Aliás, Alexandre de Moraes já embarcou em sua curta carreira como membro do STF em outras aventuras contra a Constituição, como a de censurar a revista Crusoé apenas para satisfazer Dias Toffoli. Tudo isso mostra que vivemos no Supremo Tribunal Federal um equilíbrio de forças muito delicado e que a qualquer momento há risco de novas interpretações que transformem proibido em permitido, ou vice-versa, apenas para satisfazer poderosos. E é nisso, mais do que em grupelhos de autoritários fascistoides, que se encontra o risco para nossa democracia.

Esse “eixo” de ministros que representam interesses políticos é exatamente aquele que vem destruindo todos outros avanços no combate à corrupção obtidos nos últimos 20 anos. Aliás, foi justamente um acordão nacional entre Rodrigo Maia e Dias Toffoli, então presidentes da Câmara dos Deputados e do Supremo Tribunal Federal, no começo de 2009, com a adesão posterior do próprio presidente Bolsonaro, que iniciou o paulatino desmonte dos órgãos de controle e o silenciamento de vozes discordantes, como a de Deltan Dallagnol, por meio de múltiplos procedimentos disciplinares contra ele conduzidos por subalternos da classe política. É esse “eixo” de ministros e parlamentares que apoia agora projetos para destruir a Lei de Improbidade Administrativa e a Lei de Lavagem de Dinheiro.

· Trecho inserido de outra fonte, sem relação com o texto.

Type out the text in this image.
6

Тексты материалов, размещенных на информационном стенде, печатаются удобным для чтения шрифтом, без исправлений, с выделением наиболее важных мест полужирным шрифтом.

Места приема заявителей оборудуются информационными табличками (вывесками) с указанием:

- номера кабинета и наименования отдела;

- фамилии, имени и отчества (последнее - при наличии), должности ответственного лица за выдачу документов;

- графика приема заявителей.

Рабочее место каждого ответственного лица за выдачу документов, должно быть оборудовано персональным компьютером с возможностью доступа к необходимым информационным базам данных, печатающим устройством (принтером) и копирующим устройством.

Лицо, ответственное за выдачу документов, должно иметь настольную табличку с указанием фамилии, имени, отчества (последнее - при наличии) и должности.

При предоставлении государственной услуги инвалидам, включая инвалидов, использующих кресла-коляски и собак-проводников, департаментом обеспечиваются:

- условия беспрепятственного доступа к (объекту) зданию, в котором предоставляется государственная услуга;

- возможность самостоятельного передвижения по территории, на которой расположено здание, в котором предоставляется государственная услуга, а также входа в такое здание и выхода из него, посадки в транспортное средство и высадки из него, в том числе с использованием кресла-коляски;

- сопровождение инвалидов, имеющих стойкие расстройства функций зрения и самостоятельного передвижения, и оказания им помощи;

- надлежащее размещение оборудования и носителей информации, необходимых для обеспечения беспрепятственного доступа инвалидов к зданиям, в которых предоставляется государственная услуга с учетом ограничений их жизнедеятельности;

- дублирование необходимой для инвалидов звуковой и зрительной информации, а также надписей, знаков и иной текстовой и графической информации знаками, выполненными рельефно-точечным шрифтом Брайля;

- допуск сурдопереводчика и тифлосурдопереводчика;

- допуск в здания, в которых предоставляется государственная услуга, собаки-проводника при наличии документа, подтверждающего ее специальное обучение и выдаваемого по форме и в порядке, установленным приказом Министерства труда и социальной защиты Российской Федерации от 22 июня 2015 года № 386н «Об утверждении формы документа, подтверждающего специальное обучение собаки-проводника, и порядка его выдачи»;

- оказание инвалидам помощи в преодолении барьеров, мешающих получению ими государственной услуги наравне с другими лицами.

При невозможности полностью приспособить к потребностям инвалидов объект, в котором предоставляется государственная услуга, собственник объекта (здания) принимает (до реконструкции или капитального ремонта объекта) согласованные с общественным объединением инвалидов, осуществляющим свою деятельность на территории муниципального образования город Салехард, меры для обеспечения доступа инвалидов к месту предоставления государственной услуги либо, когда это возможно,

Por fazerem de tudo para satisfazer os interesses poderosos que representam, esses mesmos ministros e parlamentares aproveitam-se de uma válida preocupação com a garantia aos acusados do devido processo legal para disfarçar seu propósito de deixar livres políticos pegos em indiscutíveis casos de corrupção. São esses mesmos ministros que se aliam a garantistas a soldo para justificar que um acusado de crime do colarinho branco fique livre, desfrutando de um padrão de vida incompatível com seus ganhos lícitos, como se não fosse perigoso para a sociedade.

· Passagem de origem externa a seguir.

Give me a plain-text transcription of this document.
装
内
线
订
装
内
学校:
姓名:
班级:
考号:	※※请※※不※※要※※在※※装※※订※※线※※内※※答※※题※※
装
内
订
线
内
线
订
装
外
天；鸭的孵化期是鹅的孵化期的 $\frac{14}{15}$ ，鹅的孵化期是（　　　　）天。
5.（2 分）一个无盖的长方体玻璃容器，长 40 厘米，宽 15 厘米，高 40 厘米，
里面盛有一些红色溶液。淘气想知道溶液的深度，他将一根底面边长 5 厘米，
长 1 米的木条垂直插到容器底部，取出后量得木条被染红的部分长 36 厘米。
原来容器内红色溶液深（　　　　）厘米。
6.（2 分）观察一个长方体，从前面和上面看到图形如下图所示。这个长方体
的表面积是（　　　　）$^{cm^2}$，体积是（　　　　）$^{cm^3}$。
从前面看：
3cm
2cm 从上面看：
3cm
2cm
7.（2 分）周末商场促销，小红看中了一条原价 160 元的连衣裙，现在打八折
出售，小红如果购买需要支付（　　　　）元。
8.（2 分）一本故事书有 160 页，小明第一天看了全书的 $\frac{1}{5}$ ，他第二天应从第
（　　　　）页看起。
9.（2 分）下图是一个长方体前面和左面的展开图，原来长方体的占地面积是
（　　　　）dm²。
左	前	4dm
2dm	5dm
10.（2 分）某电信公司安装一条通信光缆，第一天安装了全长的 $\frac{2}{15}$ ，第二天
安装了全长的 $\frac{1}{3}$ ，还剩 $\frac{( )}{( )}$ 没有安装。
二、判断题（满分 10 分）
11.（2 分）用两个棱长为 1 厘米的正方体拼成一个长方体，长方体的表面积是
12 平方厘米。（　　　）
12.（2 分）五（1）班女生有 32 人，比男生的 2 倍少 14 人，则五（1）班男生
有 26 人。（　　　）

E vamos engolindo essa ladainha nas manchetes dos jornais, como se realmente organizações criminosas que roubaram bilhões não só da Petrobras, mas de obras da Copa, Olimpíadas, do metrô de São Paulo e Rio de Janeiro, marmitas de presos e merendas de estudantes não fossem tão perigosas quanto traficantes de entorpecentes. Entretanto, Fernandinho Beira-Mar está preso e os colarinhos brancos investigados, acusados e até condenados por corrupção estão no poder novamente.

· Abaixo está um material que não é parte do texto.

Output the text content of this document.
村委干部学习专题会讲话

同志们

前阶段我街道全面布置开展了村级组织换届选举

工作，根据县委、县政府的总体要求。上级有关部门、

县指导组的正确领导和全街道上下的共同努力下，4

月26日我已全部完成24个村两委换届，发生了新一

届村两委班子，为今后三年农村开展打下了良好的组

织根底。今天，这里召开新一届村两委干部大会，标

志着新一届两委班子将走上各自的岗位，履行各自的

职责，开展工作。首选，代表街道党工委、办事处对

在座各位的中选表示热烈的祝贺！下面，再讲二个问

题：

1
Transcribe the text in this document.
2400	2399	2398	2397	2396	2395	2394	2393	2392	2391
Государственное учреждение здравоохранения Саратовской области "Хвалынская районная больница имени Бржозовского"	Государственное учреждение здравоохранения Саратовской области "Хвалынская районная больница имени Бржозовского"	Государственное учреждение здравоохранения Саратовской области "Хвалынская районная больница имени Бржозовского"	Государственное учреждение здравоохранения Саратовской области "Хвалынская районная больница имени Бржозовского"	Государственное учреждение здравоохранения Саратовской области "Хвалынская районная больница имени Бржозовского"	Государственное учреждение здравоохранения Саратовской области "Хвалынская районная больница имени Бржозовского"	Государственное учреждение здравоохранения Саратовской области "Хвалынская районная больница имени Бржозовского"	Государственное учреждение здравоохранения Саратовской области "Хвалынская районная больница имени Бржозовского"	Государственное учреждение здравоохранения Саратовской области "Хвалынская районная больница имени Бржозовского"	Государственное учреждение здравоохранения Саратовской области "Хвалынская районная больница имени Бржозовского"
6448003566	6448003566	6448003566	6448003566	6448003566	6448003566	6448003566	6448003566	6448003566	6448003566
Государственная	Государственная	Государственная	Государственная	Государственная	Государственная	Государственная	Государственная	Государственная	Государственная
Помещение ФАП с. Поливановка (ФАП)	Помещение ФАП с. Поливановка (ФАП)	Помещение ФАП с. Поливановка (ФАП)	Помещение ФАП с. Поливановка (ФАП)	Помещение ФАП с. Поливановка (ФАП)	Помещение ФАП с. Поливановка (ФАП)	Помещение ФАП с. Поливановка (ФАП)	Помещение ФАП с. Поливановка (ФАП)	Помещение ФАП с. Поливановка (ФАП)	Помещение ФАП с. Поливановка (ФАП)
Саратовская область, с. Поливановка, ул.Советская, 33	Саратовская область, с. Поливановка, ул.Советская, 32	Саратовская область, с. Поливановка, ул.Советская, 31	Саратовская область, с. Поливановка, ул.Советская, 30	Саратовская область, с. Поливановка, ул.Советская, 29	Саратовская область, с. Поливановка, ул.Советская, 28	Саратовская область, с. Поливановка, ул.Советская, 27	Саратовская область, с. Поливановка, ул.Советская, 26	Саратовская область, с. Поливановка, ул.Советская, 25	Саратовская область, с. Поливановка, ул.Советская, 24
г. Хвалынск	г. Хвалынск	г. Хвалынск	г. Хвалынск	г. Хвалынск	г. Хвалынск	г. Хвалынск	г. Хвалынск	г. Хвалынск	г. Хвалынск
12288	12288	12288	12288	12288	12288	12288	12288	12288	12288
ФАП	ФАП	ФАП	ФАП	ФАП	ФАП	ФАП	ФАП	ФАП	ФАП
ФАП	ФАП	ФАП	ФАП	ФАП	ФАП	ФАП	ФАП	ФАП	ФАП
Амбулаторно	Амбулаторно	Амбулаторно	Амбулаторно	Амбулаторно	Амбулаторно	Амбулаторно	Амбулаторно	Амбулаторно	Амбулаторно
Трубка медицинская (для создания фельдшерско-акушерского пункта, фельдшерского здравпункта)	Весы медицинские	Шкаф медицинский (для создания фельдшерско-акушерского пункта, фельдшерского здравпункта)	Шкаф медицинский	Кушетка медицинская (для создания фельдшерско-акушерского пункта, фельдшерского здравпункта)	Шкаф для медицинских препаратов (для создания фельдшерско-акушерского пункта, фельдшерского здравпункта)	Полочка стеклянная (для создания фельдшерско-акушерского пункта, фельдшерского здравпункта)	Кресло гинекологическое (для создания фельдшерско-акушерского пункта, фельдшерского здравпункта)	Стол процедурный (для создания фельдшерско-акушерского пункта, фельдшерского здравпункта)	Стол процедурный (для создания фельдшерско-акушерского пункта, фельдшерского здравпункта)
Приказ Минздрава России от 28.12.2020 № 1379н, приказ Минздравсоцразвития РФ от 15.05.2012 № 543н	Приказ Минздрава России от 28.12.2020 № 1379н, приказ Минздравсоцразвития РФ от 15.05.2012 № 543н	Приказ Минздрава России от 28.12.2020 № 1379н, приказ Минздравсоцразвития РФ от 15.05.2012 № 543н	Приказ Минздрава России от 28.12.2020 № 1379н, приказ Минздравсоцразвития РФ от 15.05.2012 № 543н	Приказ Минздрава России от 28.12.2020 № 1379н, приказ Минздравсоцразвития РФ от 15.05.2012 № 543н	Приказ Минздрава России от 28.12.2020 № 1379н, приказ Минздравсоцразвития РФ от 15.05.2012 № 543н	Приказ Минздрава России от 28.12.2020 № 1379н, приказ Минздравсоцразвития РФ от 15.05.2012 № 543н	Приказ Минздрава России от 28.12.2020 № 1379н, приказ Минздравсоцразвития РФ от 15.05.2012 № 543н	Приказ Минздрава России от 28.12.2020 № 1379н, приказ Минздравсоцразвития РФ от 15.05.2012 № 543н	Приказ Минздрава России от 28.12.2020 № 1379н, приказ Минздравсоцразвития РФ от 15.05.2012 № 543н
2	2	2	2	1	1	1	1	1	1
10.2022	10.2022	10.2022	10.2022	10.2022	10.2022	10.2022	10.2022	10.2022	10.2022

Infelizmente, muitos, inclusive na grande imprensa, movidos também por interesses ou ideologias ou simplesmente ingênuos, acreditam que política é esse festival de absurdos que vemos nos tribunais e no Congresso Nacional. Isso a que assistimos não é política no sentido verdadeiro da palavra, da conciliação de interesses legítimos na busca do bem comum. O que temos visto na história do Brasil são manifestações da impostura e da mentira, e as justificativas de Gilmar Mendes para trocar o “não” pelo “sim”, acompanhadas entusiasticamente por Toffoli e Lewandowski, não podem ser consideradas apenas interpretação, mas sim a manifestação mais atual dessa doença congênita à nossa formação pública: há os que podem, mesmo contra a Constituição, e há os que não podem, mesmo que com toda a lei a seu favor.

Como disse certa vez Rui Barbosa, há “uma impregnação tal das consciências pela mentira, que se acaba por se não discernir a mentira da verdade, que os contaminados acabam por mentir a si mesmos, e os indenes, ao cabo, muitas vezes não sabem se estão ou não estão mentindo”. Precisamos escapar dessa cegueira moral ou da conveniência de nossos interesses privados e exercer clara e abertamente a crítica às decisões judiciais e aos projetos de lei que representem a manutenção de um sistema antidemocrático e não-republicano de apropriação do público pelo privado. De outra forma, iremos logo ver a Constituição tornar-se letra morta.